A legendary talent scout, Kraemer helped advance the career of a future secretary of state, Alexander Haig. They became friends in the Pentagon when Haig was a young major working in the office of the deputy chief of staff for operations. After Kissinger became national security director for President Nixon in 1969, Kraemer urged his old friend to appoint Haig as his military assistant.

Kraemer and Kissinger had remained close for a number of years. In the mid-1970s, however, Kraemer accused Kissinger and the Ford administration of coddling the Soviets during the era of détente and refused to speak to his protégé for twenty-eight years. Kraemer was unswerving in his contempt for “provocative weakness,” warning that U.S. military weakness invites aggression by America’s enemies. He also railed against forsaking one’s principles through compromise or conciliation.

Kraemer influenced generations of young officers and civil servants as a lecturer, frequently whipping out a dagger from a German sword cane to make a point about the limitations of diplomacy in a dangerous world. Sven Kraemer followed his father into public service and was a longtime staff member of the National Security Council.

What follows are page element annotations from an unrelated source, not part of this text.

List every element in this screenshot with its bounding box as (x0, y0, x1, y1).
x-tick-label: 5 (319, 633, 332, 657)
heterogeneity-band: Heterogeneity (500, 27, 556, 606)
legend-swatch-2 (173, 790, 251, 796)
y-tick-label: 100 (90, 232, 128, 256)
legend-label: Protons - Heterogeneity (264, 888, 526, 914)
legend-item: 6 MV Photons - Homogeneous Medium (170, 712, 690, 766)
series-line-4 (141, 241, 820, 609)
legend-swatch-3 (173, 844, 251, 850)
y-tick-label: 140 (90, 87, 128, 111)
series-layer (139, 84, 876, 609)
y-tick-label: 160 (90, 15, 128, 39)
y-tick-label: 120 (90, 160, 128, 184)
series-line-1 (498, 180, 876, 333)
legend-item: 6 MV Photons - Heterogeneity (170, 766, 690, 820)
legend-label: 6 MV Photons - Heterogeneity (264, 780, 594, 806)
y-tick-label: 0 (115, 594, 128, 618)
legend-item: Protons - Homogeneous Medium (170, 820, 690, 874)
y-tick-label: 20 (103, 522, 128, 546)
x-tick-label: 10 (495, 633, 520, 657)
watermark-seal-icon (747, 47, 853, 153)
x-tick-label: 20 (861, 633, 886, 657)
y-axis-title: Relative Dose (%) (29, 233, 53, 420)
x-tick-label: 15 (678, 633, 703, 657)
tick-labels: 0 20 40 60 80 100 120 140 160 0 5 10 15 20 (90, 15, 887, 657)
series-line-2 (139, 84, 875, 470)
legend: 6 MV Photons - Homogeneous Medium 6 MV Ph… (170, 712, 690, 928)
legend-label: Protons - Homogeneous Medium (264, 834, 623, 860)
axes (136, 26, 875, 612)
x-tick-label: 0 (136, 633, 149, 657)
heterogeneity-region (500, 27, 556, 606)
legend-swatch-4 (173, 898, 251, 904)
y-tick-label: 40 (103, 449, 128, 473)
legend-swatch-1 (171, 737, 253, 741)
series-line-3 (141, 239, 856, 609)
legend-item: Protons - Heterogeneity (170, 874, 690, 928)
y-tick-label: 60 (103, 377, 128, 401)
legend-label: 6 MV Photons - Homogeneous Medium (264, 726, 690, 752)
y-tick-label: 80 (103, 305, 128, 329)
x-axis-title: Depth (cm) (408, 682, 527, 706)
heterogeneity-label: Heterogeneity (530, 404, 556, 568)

After retiring from government service at the mandatory age of seventy, Kraemer continued to lecture and held late-evening discussions with an endless stream of like-minded Pentagon officials and foreign dignitaries at his home in northwest Washington. He spoke seven languages, read incessantly, and embodied an austere and healthful lifestyle. On his eightieth birthday he bought an exercise bicycle and rode it for over 2,300 miles. Kraemer died of kidney failure after a short illness at the age of ninety-five. He was buried at Arlington National Cemetery with full military honors.

Through the cumulative force of his personality, intellect, experience, and encyclopedic knowledge of history and current events, Kraemer shaped the thinking of military leaders and policy makers in the United States and overseas for over half a century. His unbending distrust of Soviet communism influenced the toughened anticommunist policies of the Reagan administration that helped to end the cold war. His contributions are perhaps best summed up by an inscription on the sword friends gave him for his sixty-fifth birthday: “Fritz G. A. Kraemer—strategist, scholar, counselor, patriot.”

Hubertus Hoffmann, Fritz Kraemer on Excellence: Missionary, Mentor, and Pentagon Strategist (2004), is a limited-edition coffee-table book that includes eulogies, reflections, and tributes from Kissinger and Rumsfeld as well as Kraemer’s son and daughter. Several biographies and autobiographies contain passages about Kraemer, including Walter Isaacson, Kissinger: A Biography (1992); Marvin Kalb and Bernard Kalb, Kissinger (1974); and Alexander M. Haig, Jr., with Charles McCarry, Inner Circles: How America Changed the World: A Memoir (1992). Nick Thimmesch, “The Iron Mentor of the Pentagon,” is an extensive profile of Kraemer that appeared in the Washington Post (2 Mar. 1975). Lou Marano, “Remembering Fritz Kraemer,” Washington Times (31 Jan. 2005), is a lengthy reflective article about the author’s encounters with Kraemer and includes biographical details. Obituaries are in the Washington Post (3 Oct. 2003), London Telegraph (10 Nov. 2003), London Times (12 Nov. 2003), and New York Times (19 Nov. 2003).